The 12 ha port facility has two finger piers designated Pier A (to the south) and Pier B (to the north). Berths on each pier are designated North and South. South A extends for 335 m, North A extends for 243 m. Pier B berths were extended to 317 m by installing a mooring dolphin in 2009. Each berth can accommodate a vessel with a draft in excess of 10 m at low tide. Although there are four berths, a maximum of three ships can be accommodated in port at any one time due to the close proximity of North A and South B. Canada Border Services Agency facilities are located at each pier. Pier A also houses a 9290 m2 warehouse, complete with cable ship spooling apparatus and cable storage facility.

Ogden Point has break bulk cargo docks. Vessels up to 300 m can be accommodated.

Cruise ships calling at Ogden Point's Cruise Ship Terminal usually provide shore excursions for passengers. These may include tours of the Butchart Gardens, city tours, visits to Craigdarroch Castle, pub tours, Empress Hotel afternoon tea, whale watching, Chinatown, Victoria and horse-drawn trolley tours.

During the cruise season, services to guests include a shuttle bus service operated by Wilson's Transportation to provide guests an alternative to the 30-minute walk to downtown Victoria. Public buses (#30/31) stop along Dallas Road on their way to downtown Victoria. Taxi cabs and limousines are also available onsite.

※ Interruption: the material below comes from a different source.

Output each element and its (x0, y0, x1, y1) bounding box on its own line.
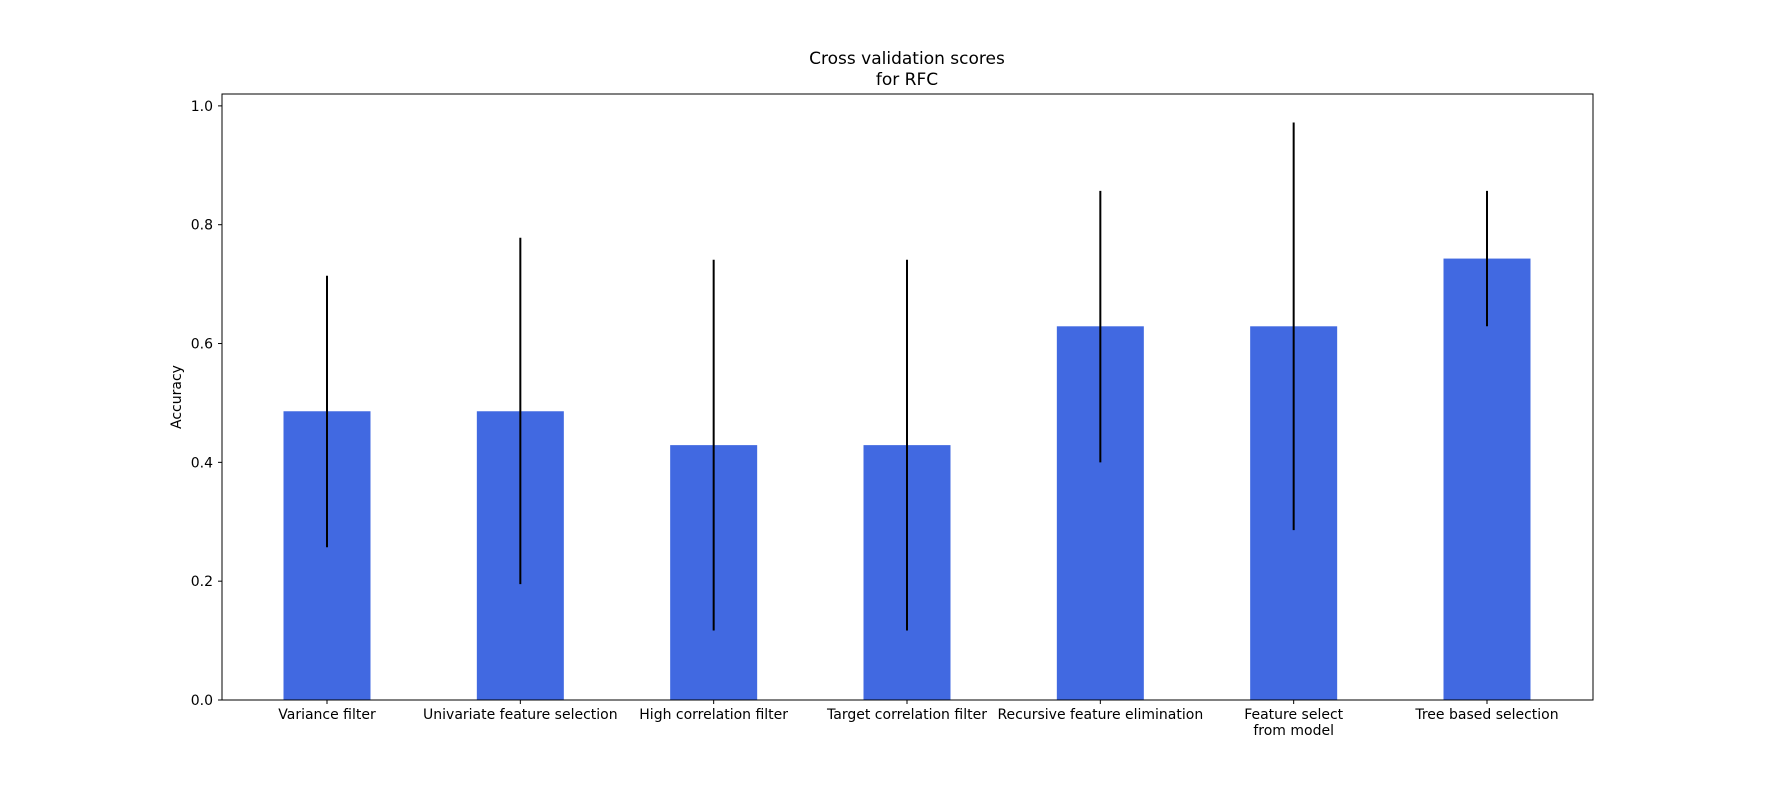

Western Stevedoring is under contract from the Greater Victoria Harbour Authority to manage the facility and Cruise Terminal.

The Camel Point heliport is operated by Pacific Heliport Services and is located just northeast of Pier B.

For smaller boats there is a public boat ramp owned and operated by the Greater Victoria Harbour Authority. Fee for launch includes parking, if available.

Ogden Point has world-renowned cold water diving for any level of divers. Giant Pacific octopus, wolf eels, kelp, sea anemones, nudibranchs and multiple fish and crustacean species can be found even at the shallowest depths. Multiple groups of reef balls were placed in 2008 to study the migration of species from the break-wall outwards. Due to currents and other hazards found in any diving environment, a discover local diving tour with a dive professional is advised.

At one time a car float came to Ogden Point.